Abstract

Fine blanking allows for the economic mass production of sheet metal parts of high dimensional accuracy. The smooth cut section at the sheared edge is an important quality characteristic that is, however, reduced by the formation of tearings and fractures in the cut-off zone. At present, the smooth cut section cannot be assessed immediately as no capable methods for a 100% inline quality control of sheared edges for fine blanking exist, causing high scrap rates. To address this deficit this work proposes U-Nets to segment tearings and measure the cut-off height at sheared edges.

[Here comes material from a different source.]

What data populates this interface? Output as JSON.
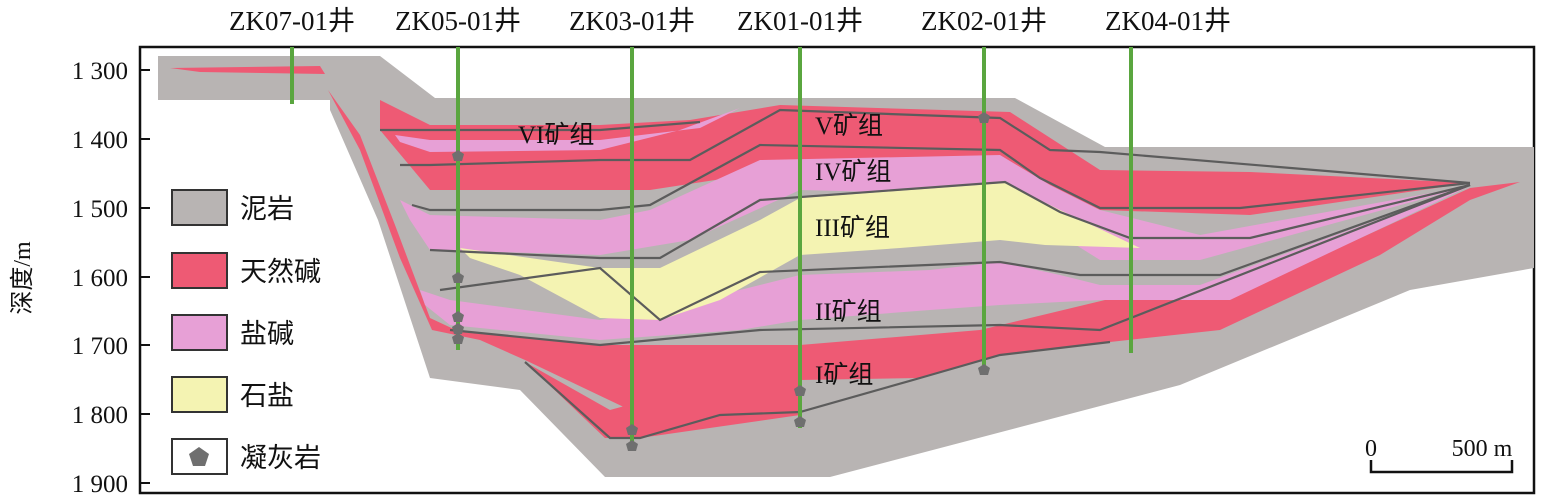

A systematic model search together with a transfer learning strategy is conducted based on a dataset of 80 images of sheared edges of fine blanked reference workpieces. After a hyperparameter optimization, trained models are able to measure the cut-off height on the test dataset with a mean relative error of 1.1% and a mean absolute error of <1 px corresponding to an average measurement error of 7.5 μm. Besides the natural ability to incorporate additional disturbances in a real-world application, investigations of the reproducibility and the impact of the dataset size indicate that the proposed U-Net model is easy to set up and achieves a comparable average performance of 1.14 ± 0.31 px (17.1 ± 3.7 μm) even for non-optimal model initialization and small training datasets. For this reason, the shown approach is a promising solution for an inline machine vision system.